Polls at this stage in the electoral cycle are uncertain at best. But judging on existing trends National is bound to get the lion’s share of the vote. At current polling National is at 50%. I’d say that’s a pretty unlikely election result. If history is anything to go by what’s far more likely is something in the low to mid 40s. Securing a majority in Parliament is likely to rest on at least one, maybe two, support parties.
Different support parties will mean different things for a National-led government. How is our government’s ideology likely to be influenced by different parties?
ACT: I’m picking even if ACT are in Parliament next election they won’t be a major force. Influence will only come if their 2 or 3 MPs are needed for a National-ACT majority. Otherwise, they’ll be sidelined and ignored. An ACT-National majority is likely to lead to a continuation and acceleration of our path towards economic liberalisation.
ACT in government is a bad outcome for social liberals, and the worst possible outcome for socialists. It means an accelerated push for crazy criminal talk and right-wing economic doctrine.
NZ First: If Winston Peters makes it into Parliament it’s bad news for the economic liberals in the National Party. If Peters is there, it is very likely that National will need him to govern. Ideologically, it kills the right-wing economic project for the three years (or however long the government lasts). The economic liberals in National would likely shut their mouths and try hold the status quo, while the social conservatives in the party may take the chance to push their agenda.
NZ First in government is not a good outcome for liberals, economic or social. The consolation for socialists would be a slowdown of the right-wing economic project.
Maori Party: If ACT and National together don’t make a majority next election, the Maori Party will get some hard influence for the first time. Make no mistake, despite Turia’s deep dislike of Labour and the Maori Party’s apparent support for tax cuts for the rich, there is a strong pro-Maori and pro-dispossessed ideology amongst a majority of MPs. The real impact of the Maori Party’s ideology has only been held at bay so far because they’ve had no choice. National has always been able to turn to ACT, so there was no gain for the Maori Party by voting against the government. That would’ve just dented their internal influence. Expect more from the Maori Party if in an influential position in 2011.

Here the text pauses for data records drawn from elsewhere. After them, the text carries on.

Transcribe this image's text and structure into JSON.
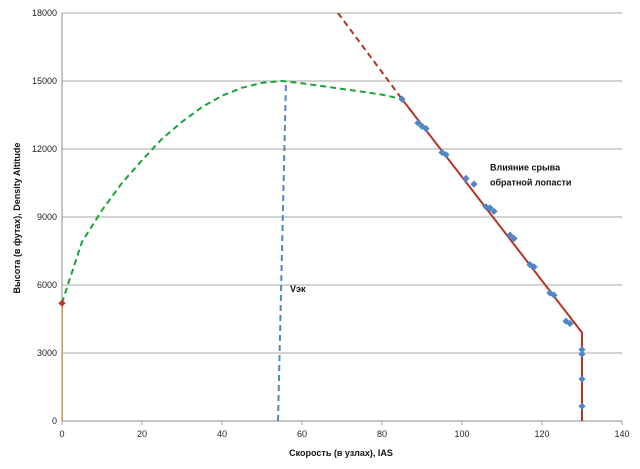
{
  "chart_data": {
    "type": "line",
    "title": "",
    "xlabel": "Скорость (в узлах), IAS",
    "ylabel": "Высота (в футах), Density Altitude",
    "xlim": [
      0,
      140
    ],
    "ylim": [
      0,
      18000
    ],
    "x_ticks": [
      0,
      20,
      40,
      60,
      80,
      100,
      120,
      140
    ],
    "y_ticks": [
      0,
      3000,
      6000,
      9000,
      12000,
      15000,
      18000
    ],
    "grid": "horizontal",
    "annotations": [
      {
        "text": "Vэк",
        "x": 57,
        "y": 5700
      },
      {
        "text": "Влияние срыва",
        "x": 107,
        "y": 11050
      },
      {
        "text": "обратной лопасти",
        "x": 107,
        "y": 10400
      }
    ],
    "series": [
      {
        "style": "dashed",
        "color": "#1aa336",
        "x": [
          0,
          2,
          5,
          10,
          15,
          20,
          25,
          30,
          35,
          40,
          45,
          50,
          55,
          60,
          70,
          80,
          85
        ],
        "y": [
          5200,
          6300,
          7900,
          9300,
          10500,
          11500,
          12450,
          13200,
          13850,
          14350,
          14700,
          14920,
          15000,
          14900,
          14650,
          14400,
          14200
        ]
      },
      {
        "style": "dashed",
        "color": "#4f86c6",
        "x": [
          54,
          56
        ],
        "y": [
          0,
          15000
        ]
      },
      {
        "style": "solid",
        "color": "#b5342a",
        "x": [
          85,
          130,
          130
        ],
        "y": [
          14200,
          3900,
          0
        ]
      },
      {
        "style": "dashed",
        "color": "#b5342a",
        "x": [
          69,
          85
        ],
        "y": [
          18000,
          14200
        ]
      },
      {
        "style": "solid",
        "color": "#e49a3a",
        "x": [
          0,
          0
        ],
        "y": [
          0,
          5200
        ]
      },
      {
        "style": "markers",
        "marker": "diamond",
        "color": "#4f86c6",
        "x": [
          85,
          89,
          90,
          91,
          95,
          96,
          101,
          103,
          106,
          107,
          108,
          112,
          113,
          117,
          118,
          122,
          123,
          126,
          127,
          130,
          130,
          130,
          130
        ],
        "y": [
          14200,
          13150,
          13000,
          12900,
          11850,
          11750,
          10700,
          10450,
          9450,
          9400,
          9250,
          8200,
          8050,
          6900,
          6800,
          5650,
          5550,
          4400,
          4300,
          3150,
          2950,
          1850,
          650
        ]
      },
      {
        "style": "markers",
        "marker": "diamond",
        "color": "#c0392b",
        "x": [
          0
        ],
        "y": [
          5200
        ]
      }
    ]
  }
}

The Maori Party has the potential to exact real gains for Maori, the poor, and working people. Don’t expect a stop to free trade or some economic liberalisation, but if National has to rely on the Maori Party for support you can bet your bottom dollar the beneficiary bashing will all but cease. How far the party pushes will be determined by how much influence Hone Harawira manages to wield.
Greens: Don’t rule this out. National will be hungry to keep power, and if there’s a choice between Greens and NZ First it may well just go to the hippies. The new Norman-Turei dynasty is likely to be more comfortable about a support arrangement with National than the previous leadership. And the fact is, the Greens may get enough out of National to make it worthwhile. They may have to opt for (and get) the status quo on economic doctrine, but there are serious possible environmental policies that National could be willing to compromise on.

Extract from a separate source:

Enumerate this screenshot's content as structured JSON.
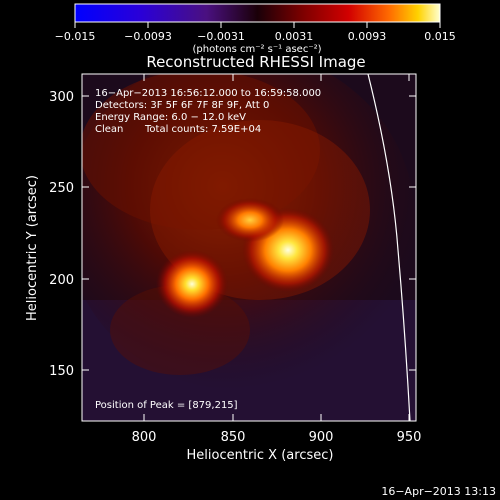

Greens supporting a National government is probably the best outcome for socialists after a Labour loss. Right-wing doctrine would be slowed incredibly, and there is the potential for the Greens to reap environmental policy rewards.

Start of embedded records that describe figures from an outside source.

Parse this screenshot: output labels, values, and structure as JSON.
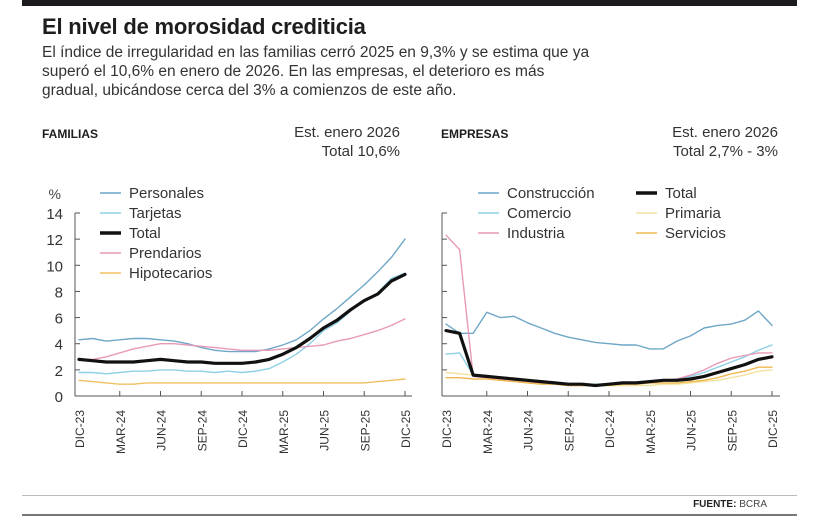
{
  "header": {
    "title": "El nivel de morosidad crediticia",
    "subtitle": "El índice de irregularidad en las familias cerró 2025 en 9,3% y se estima que ya superó el 10,6% en enero de 2026. En las empresas, el deterioro es más gradual, ubicándose cerca del 3% a comienzos de este año."
  },
  "footer": {
    "source_label": "FUENTE:",
    "source_value": "BCRA"
  },
  "chart_data": [
    {
      "type": "line",
      "title": "FAMILIAS",
      "annotation_line1": "Est. enero 2026",
      "annotation_line2": "Total 10,6%",
      "ylabel": "%",
      "ylim": [
        0,
        14
      ],
      "yticks": [
        0,
        2,
        4,
        6,
        8,
        10,
        12,
        14
      ],
      "xtick_labels": [
        "DIC-23",
        "MAR-24",
        "JUN-24",
        "SEP-24",
        "DIC-24",
        "MAR-25",
        "JUN-25",
        "SEP-25",
        "DIC-25"
      ],
      "x": [
        "DIC-23",
        "ENE-24",
        "FEB-24",
        "MAR-24",
        "ABR-24",
        "MAY-24",
        "JUN-24",
        "JUL-24",
        "AGO-24",
        "SEP-24",
        "OCT-24",
        "NOV-24",
        "DIC-24",
        "ENE-25",
        "FEB-25",
        "MAR-25",
        "ABR-25",
        "MAY-25",
        "JUN-25",
        "JUL-25",
        "AGO-25",
        "SEP-25",
        "OCT-25",
        "NOV-25",
        "DIC-25"
      ],
      "legend_position": "top-left",
      "series": [
        {
          "name": "Personales",
          "color": "#6fa7c8",
          "width": 1.4,
          "values": [
            4.3,
            4.4,
            4.2,
            4.3,
            4.4,
            4.4,
            4.3,
            4.2,
            4.0,
            3.7,
            3.5,
            3.4,
            3.4,
            3.4,
            3.6,
            3.9,
            4.3,
            5.0,
            5.9,
            6.7,
            7.6,
            8.5,
            9.5,
            10.6,
            12.0
          ]
        },
        {
          "name": "Tarjetas",
          "color": "#8fd0e6",
          "width": 1.4,
          "values": [
            1.8,
            1.8,
            1.7,
            1.8,
            1.9,
            1.9,
            2.0,
            2.0,
            1.9,
            1.9,
            1.8,
            1.9,
            1.8,
            1.9,
            2.1,
            2.6,
            3.2,
            4.0,
            5.0,
            5.6,
            6.5,
            7.3,
            7.9,
            9.0,
            9.4
          ]
        },
        {
          "name": "Total",
          "color": "#111111",
          "width": 3.2,
          "values": [
            2.8,
            2.7,
            2.6,
            2.6,
            2.6,
            2.7,
            2.8,
            2.7,
            2.6,
            2.6,
            2.5,
            2.5,
            2.5,
            2.6,
            2.8,
            3.2,
            3.7,
            4.4,
            5.2,
            5.8,
            6.6,
            7.3,
            7.8,
            8.8,
            9.3
          ]
        },
        {
          "name": "Prendarios",
          "color": "#e89ab8",
          "width": 1.4,
          "values": [
            2.8,
            2.8,
            3.0,
            3.3,
            3.6,
            3.8,
            4.0,
            4.0,
            3.9,
            3.8,
            3.7,
            3.6,
            3.5,
            3.5,
            3.5,
            3.6,
            3.7,
            3.8,
            3.9,
            4.2,
            4.4,
            4.7,
            5.0,
            5.4,
            5.9
          ]
        },
        {
          "name": "Hipotecarios",
          "color": "#f0c060",
          "width": 1.4,
          "values": [
            1.2,
            1.1,
            1.0,
            0.9,
            0.9,
            1.0,
            1.0,
            1.0,
            1.0,
            1.0,
            1.0,
            1.0,
            1.0,
            1.0,
            1.0,
            1.0,
            1.0,
            1.0,
            1.0,
            1.0,
            1.0,
            1.0,
            1.1,
            1.2,
            1.3
          ]
        }
      ]
    },
    {
      "type": "line",
      "title": "EMPRESAS",
      "annotation_line1": "Est. enero 2026",
      "annotation_line2": "Total 2,7% - 3%",
      "ylabel": "",
      "ylim": [
        0,
        14
      ],
      "yticks": [
        0,
        2,
        4,
        6,
        8,
        10,
        12,
        14
      ],
      "xtick_labels": [
        "DIC-23",
        "MAR-24",
        "JUN-24",
        "SEP-24",
        "DIC-24",
        "MAR-25",
        "JUN-25",
        "SEP-25",
        "DIC-25"
      ],
      "x": [
        "DIC-23",
        "ENE-24",
        "FEB-24",
        "MAR-24",
        "ABR-24",
        "MAY-24",
        "JUN-24",
        "JUL-24",
        "AGO-24",
        "SEP-24",
        "OCT-24",
        "NOV-24",
        "DIC-24",
        "ENE-25",
        "FEB-25",
        "MAR-25",
        "ABR-25",
        "MAY-25",
        "JUN-25",
        "JUL-25",
        "AGO-25",
        "SEP-25",
        "OCT-25",
        "NOV-25",
        "DIC-25"
      ],
      "legend_position": "top",
      "series": [
        {
          "name": "Construcción",
          "color": "#6fa7c8",
          "width": 1.4,
          "values": [
            5.5,
            4.8,
            4.8,
            6.4,
            6.0,
            6.1,
            5.6,
            5.2,
            4.8,
            4.5,
            4.3,
            4.1,
            4.0,
            3.9,
            3.9,
            3.6,
            3.6,
            4.2,
            4.6,
            5.2,
            5.4,
            5.5,
            5.8,
            6.5,
            5.4
          ]
        },
        {
          "name": "Comercio",
          "color": "#8fd0e6",
          "width": 1.4,
          "values": [
            3.2,
            3.3,
            1.6,
            1.5,
            1.4,
            1.3,
            1.2,
            1.1,
            1.0,
            0.9,
            0.9,
            0.9,
            0.9,
            1.0,
            1.0,
            1.1,
            1.2,
            1.3,
            1.5,
            1.8,
            2.2,
            2.6,
            3.0,
            3.5,
            3.9
          ]
        },
        {
          "name": "Industria",
          "color": "#e89ab8",
          "width": 1.4,
          "values": [
            12.3,
            11.2,
            1.5,
            1.4,
            1.3,
            1.2,
            1.1,
            1.0,
            0.9,
            0.8,
            0.8,
            0.8,
            0.9,
            1.0,
            1.0,
            1.1,
            1.2,
            1.3,
            1.6,
            2.0,
            2.5,
            2.9,
            3.1,
            3.3,
            3.3
          ]
        },
        {
          "name": "Total",
          "color": "#111111",
          "width": 3.2,
          "values": [
            5.0,
            4.8,
            1.6,
            1.5,
            1.4,
            1.3,
            1.2,
            1.1,
            1.0,
            0.9,
            0.9,
            0.8,
            0.9,
            1.0,
            1.0,
            1.1,
            1.2,
            1.2,
            1.3,
            1.5,
            1.8,
            2.1,
            2.4,
            2.8,
            3.0
          ]
        },
        {
          "name": "Primaria",
          "color": "#f2e2a0",
          "width": 1.4,
          "values": [
            1.8,
            1.7,
            1.6,
            1.5,
            1.4,
            1.3,
            1.2,
            1.1,
            1.0,
            0.9,
            0.8,
            0.8,
            0.8,
            0.8,
            0.8,
            0.8,
            0.9,
            0.9,
            1.0,
            1.1,
            1.2,
            1.4,
            1.6,
            1.9,
            2.0
          ]
        },
        {
          "name": "Servicios",
          "color": "#f0b850",
          "width": 1.4,
          "values": [
            1.4,
            1.4,
            1.3,
            1.3,
            1.2,
            1.1,
            1.0,
            0.9,
            0.9,
            0.8,
            0.8,
            0.8,
            0.8,
            0.9,
            0.9,
            1.0,
            1.0,
            1.0,
            1.1,
            1.2,
            1.4,
            1.7,
            1.9,
            2.2,
            2.2
          ]
        }
      ]
    }
  ]
}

Peter Dunne: Hopefully he’ll be gone. Otherwise he’ll just blow whatever way the wind goes. Dunne will only be useful to National if he’s needed to get a majority along with ACT.
Dunne is likely to have very little influence on the ideological direction of a National government. Let’s hope Ohariu get rid of him.
Any of the above are possibilities at this stage. What’s particularly interesting however is that an unlikely National majority aside, only ACT will provide support to continue on the existing footing.
At this stage I think if National wins government, the overall balance of power is likely to lay with the Maori Party. This will mean National will be forced to change direction at least a little. Expect the Maori Party to flex its muscles a bit more and not vote for every piece of right-wing economic legislation. Expect beneficiary bashing to be scaled back. And watch Hone Harawira. He may very well hold the key to how successful or unsuccessful National are in pushing their agenda.
At the other end of the spectrum, if NZ First or the Greens’ support is needed then the right-wing project in NZ becomes seriously dented. It’ll be a serious setback for economic liberals and could change force change in the economic orthodoxy of our major conservative party.
2011 is going to be an interesting year in NZ politics. No matter the result, don’t expect the ideological direction of the government to stay the same. Even if National are re-elected there’ll be change. And though because of other commitments this will be my last post, I shall be watching with a very keen interest.